According to Meralco, a major line item which triggered the rise in its tariff had been the higher ancillary service charges of system operator National Grid Corporation of the Philippines (NGCP), with it climbing by P0.1211 per kWh.

“Driving this month’s overall rate increase is the uptick in the transmission charge, which went up by P0.1211 per kWh for residential customers due to higher ancillary service charges,” Meralco reiterated.

The utility firm noted that NGCP’s charges for ancillary services on regulating reserves spiked by roughly fourfold, “from P23.17 per kilowatt (kW) to P91.35 per kW,” with Meralco qualifying that such type of reserve requirement of the system “accounted for around 76.5% of total ancillary service charges.”

It was in the last supply month that the Energy Regulatory Commission (ERC) had given go-signal on the procurement of additional 257.78 megawatts of regulating reserve for NGCP, as prescribed under the  new ancillary service procurement agreements.

For the generation charge line item, Meralco reported that this climbed by P0.0671 per kWh to P7.1938 per kWh in the current billing cycle from P7.1267 per kWh last month; and that was mainly traced to higher charges billed by the independent power producers (IPPs) and the operator of the Wholesale Electricity Spot Market.

Other charges integrated in the current bill, including taxes and subsidies, also escalated by P0.0465 per; while the collection of the feed-in-tariff allowance (FIT-All) remains suspended in this billing cycle.

“WESM charges increased by P1.0933 per kWh due to tight supply conditions in the Luzon grid,” Meralco emphasized, adding that outages in plants’ capacity hovered at 956MW.

Given the scale of unavailable capacity into the system, Meralco indicated the “persistent high spot market prices triggered the imposition of the secondary price cap 7.22% of the time.”

On its capacity purchases from contracted IPPs, the rate hike had been at P0.1093 per kWh “mainly due to lower IPP dispatch and an increase in price of Malampaya natural gas following its quarterly repricing.”

Conversely, sourcing from power supply agreements (PSAs) had been lower by P0.2980 per kWh; hence, that  “mitigated the increase in the generation charge.”

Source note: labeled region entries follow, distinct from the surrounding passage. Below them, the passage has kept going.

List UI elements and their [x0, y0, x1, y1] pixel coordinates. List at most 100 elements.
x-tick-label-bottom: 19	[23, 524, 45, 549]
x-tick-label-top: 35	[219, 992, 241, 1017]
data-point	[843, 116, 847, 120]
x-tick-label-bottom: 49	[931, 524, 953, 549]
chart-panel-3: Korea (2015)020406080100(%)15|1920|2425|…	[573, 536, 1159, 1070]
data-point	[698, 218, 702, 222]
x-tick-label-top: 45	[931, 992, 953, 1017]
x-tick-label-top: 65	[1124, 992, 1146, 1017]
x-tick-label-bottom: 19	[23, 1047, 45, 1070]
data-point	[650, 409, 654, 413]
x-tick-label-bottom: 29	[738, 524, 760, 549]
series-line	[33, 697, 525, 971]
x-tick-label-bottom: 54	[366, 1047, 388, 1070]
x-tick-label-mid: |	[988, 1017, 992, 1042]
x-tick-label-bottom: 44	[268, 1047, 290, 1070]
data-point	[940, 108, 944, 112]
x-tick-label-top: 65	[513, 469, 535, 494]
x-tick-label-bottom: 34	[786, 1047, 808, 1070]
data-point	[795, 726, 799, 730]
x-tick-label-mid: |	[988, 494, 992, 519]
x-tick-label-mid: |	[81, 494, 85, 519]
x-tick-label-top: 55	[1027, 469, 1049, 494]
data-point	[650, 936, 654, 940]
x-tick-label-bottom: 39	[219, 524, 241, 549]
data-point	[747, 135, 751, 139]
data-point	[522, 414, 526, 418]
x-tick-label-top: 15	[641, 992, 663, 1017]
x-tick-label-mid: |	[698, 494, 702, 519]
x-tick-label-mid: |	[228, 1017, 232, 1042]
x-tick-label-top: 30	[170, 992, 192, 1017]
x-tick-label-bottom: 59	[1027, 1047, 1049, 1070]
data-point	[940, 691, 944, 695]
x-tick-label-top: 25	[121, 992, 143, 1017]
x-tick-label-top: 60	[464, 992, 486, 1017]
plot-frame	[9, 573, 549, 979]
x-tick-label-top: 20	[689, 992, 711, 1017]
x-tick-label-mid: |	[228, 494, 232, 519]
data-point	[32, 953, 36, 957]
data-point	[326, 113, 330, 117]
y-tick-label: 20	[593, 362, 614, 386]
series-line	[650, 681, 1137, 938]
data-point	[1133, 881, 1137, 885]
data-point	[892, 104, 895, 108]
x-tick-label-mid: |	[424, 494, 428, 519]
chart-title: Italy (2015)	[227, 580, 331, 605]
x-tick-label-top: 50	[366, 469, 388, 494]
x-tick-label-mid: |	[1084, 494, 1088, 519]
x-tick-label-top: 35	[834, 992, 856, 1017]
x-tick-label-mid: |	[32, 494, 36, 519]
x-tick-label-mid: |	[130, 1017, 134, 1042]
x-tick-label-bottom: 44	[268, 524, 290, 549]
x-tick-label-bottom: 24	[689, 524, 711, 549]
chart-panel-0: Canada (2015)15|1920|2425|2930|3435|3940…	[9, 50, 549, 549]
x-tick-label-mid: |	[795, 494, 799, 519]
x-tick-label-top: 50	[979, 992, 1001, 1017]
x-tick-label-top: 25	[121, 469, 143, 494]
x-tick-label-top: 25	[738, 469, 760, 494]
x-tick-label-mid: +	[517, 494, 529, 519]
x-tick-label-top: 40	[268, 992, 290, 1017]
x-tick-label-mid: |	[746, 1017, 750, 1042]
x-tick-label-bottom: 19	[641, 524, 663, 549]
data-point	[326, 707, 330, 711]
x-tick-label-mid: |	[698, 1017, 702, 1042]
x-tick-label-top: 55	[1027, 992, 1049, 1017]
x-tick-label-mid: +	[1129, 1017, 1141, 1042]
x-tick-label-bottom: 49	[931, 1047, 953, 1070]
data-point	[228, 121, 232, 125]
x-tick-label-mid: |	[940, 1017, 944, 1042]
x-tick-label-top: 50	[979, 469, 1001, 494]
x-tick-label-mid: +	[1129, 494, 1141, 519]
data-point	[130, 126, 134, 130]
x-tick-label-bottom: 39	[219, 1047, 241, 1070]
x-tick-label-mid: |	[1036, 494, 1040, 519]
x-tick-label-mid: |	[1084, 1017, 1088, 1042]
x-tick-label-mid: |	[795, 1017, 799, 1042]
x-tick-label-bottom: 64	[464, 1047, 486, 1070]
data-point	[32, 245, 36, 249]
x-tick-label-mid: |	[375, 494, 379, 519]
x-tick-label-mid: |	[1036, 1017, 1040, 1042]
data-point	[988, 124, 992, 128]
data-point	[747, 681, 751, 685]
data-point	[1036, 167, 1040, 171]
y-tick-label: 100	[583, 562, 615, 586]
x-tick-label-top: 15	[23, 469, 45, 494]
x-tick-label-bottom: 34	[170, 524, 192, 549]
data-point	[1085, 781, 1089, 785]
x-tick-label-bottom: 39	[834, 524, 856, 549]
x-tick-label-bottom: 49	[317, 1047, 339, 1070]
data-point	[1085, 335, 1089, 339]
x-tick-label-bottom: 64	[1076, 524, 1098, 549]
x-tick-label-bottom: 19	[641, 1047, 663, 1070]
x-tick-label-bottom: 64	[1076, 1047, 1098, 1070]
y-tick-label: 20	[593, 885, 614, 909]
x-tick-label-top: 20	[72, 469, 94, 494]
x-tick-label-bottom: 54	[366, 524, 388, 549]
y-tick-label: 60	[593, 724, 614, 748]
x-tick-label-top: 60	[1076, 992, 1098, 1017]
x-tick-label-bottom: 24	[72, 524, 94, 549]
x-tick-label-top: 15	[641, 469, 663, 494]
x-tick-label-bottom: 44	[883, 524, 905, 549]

The power firm qualified that “lower international coal prices, higher PSA dispatch, and higher excess energy deliveries, which are price-discounted, contributed to lower the PSA rate.”

Bulk of the capacities procured by Meralco last month had been from its PSA with 53.2% share; followed by contracted IPPs with 32.5% fraction in the pie; while spot market sourcing accounted for 14.3%.